Dyslexia and Associated Difficulties

Dyslexia and associated difficulties


Dyslexia is a learning difference. It relates to the way information is processed when you learn or remember something. It is often linked with other neurodiversities like Dyspraxia and Attention Deficit (Hyperactivity) Disorder (AD[H]D). Every child assessed as having a neurodiversity is unique.  However, dyslexia, dyspraxia and AD(H)D can affect an individual’s reading, writing, memory, concentration, maths, time management and organisation and will impact on theirlearning ability.

Neurodiversity and dyslexia is not related to intelligence, many individuals are gifted in certain areas, some of which are:

  • Innovative thinkers
  • Lateral thinkers
  • Excellent trouble shooters
  • Good at problem solving
  • Creative in many different ways
  • Good communication skills
  • An ability to work well visually and in 3D

Dyslexia is sometimes associated with dyscalculia (difficulties with maths) and dyspraxia (motor co-ordination problems)


Dyspraxia is a type of developmental co-ordination disorder (DCD), is a disability that affects movement and co-ordination.
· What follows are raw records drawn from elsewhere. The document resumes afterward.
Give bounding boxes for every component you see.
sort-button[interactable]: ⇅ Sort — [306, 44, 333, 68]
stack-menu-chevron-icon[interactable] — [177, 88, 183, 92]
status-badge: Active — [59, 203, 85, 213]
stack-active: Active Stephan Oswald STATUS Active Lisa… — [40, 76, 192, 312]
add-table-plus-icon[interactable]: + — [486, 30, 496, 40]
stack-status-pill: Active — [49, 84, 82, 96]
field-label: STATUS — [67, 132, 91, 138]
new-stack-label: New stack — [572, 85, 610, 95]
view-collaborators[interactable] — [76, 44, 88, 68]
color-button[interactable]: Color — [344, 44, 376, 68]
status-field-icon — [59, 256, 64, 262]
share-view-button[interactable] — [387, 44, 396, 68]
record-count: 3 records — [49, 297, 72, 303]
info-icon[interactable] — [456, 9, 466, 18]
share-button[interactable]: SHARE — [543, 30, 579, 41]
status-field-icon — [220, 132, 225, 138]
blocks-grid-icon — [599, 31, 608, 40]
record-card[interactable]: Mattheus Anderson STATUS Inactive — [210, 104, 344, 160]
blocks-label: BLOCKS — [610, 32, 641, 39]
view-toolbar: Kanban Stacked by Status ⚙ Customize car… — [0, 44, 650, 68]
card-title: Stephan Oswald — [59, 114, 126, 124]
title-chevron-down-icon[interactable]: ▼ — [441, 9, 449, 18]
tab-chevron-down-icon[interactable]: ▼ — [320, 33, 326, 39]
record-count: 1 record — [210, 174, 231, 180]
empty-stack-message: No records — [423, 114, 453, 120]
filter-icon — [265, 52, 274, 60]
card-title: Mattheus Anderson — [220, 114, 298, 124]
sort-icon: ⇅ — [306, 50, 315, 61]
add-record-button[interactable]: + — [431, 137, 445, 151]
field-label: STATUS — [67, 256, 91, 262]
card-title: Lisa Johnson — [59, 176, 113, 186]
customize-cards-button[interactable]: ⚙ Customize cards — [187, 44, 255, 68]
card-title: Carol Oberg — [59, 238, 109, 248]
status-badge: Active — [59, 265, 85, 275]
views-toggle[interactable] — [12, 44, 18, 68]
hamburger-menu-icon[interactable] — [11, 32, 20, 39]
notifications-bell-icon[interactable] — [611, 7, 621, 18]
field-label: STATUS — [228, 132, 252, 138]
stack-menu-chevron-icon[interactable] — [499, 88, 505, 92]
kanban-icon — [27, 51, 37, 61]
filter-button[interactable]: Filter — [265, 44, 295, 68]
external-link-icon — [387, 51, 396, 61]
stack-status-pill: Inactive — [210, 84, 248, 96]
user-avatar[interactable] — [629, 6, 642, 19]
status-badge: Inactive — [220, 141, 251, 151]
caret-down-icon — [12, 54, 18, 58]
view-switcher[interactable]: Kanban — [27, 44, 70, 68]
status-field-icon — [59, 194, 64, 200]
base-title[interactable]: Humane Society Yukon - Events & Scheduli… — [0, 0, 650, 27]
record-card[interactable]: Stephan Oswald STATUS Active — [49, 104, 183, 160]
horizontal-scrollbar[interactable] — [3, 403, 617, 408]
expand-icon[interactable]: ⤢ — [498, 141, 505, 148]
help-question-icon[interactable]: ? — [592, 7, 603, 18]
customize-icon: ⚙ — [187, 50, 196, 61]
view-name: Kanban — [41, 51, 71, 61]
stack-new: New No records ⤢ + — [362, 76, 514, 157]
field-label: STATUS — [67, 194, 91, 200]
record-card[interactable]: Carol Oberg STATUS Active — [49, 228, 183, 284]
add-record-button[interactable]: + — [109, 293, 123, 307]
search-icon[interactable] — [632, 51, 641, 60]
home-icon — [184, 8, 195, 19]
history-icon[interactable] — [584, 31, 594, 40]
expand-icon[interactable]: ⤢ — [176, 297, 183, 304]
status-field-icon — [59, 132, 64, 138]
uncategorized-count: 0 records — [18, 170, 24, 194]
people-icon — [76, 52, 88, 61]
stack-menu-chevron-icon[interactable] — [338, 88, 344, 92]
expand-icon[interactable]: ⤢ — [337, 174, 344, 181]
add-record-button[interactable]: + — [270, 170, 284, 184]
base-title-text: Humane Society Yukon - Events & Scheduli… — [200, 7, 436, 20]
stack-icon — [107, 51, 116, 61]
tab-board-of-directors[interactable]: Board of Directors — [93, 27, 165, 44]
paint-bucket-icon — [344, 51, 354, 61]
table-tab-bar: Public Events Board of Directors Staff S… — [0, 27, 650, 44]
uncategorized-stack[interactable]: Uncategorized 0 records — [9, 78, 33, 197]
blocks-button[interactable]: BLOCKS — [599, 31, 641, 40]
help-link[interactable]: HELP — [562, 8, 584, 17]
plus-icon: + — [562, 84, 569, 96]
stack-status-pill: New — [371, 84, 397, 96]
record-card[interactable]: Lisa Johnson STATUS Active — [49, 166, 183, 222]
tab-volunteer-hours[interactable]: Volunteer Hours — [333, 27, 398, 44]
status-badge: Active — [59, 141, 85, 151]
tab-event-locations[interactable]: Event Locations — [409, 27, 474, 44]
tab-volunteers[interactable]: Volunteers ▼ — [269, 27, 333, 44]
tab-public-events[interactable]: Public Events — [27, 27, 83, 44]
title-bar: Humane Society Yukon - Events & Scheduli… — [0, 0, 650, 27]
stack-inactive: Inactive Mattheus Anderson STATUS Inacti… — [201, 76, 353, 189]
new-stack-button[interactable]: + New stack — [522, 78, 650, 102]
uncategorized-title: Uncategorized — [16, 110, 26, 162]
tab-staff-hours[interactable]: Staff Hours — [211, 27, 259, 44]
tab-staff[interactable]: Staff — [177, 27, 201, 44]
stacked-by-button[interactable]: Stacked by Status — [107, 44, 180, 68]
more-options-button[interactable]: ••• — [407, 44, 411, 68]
Although the exact causes of dyspraxia is unknown, it is thought to be caused by a disruption in the way messages from the brain are transmitted to the body. Dyspraxia is characterised by difficulty in planning smooth, coordinated movements. This leads to clumsiness and lack of co-ordination. Often, it can lead to problems with language, perception and thought.

Common Dyspraxia Tendencies;

  • General clumsiness
  • Difficulty writing may find writing painful
  • Reading difficulties
  • Speech problems
  • Poor short term memory
  • Awkward walking and running
  • Trouble using a knife and fork
  • Sensitive to touch, texture of certain food and sounds
  • Poor concentration
  • Poor organisational skills
  • Difficulty with learning new tasks
  • Problems reading and understanding body language and diffulties with general social skills


Many have difficulty understanding simple number concepts, lack an intuitive grasp of numbers, and have problems learning number facts and procedures. Even if they produce a correct answer or use a correct method, they may do so mechanically and without confidence.  Dyscalculia is like dyslexia for numbers. But unlike dyslexia, very little is known about its prevalence, causes or treatment. Current thinking suggests that it is a congenital condition, caused by the abnormal functioning of a specific area of the brain. People with dyscalculia experience great difficulty with the most basic aspects of numbers and arithmetic.

Common Dyscalculia Tendencies;

  • Counting: usually learn the sequence of counting words, but may have difficulty navigating back and forth, especially in twos and threes.
  • Calculations: find learning and recalling number facts difficult. They often lack confidence even when they produce the correct answer.  They also fail to use rules and procedures to build on known facts. For example, they may know that 5+3=8, but not realise that, therefore, 3+5=8 or that 5+4=9.
  • Numbers with zeros: find it difficult to grasp that the words ten, hundred and thousand have the same relationship to each other as the numerals 10, 100 and 1000.
  • Measures: difficulty with operations such as handling money or telling the time. They may also have problems with concepts such as speed  (miles per hour) or temperature.
  • Direction/orientation: difficulty understanding spatial orientation (including left and right) causing difficulties in following directions or with map reading.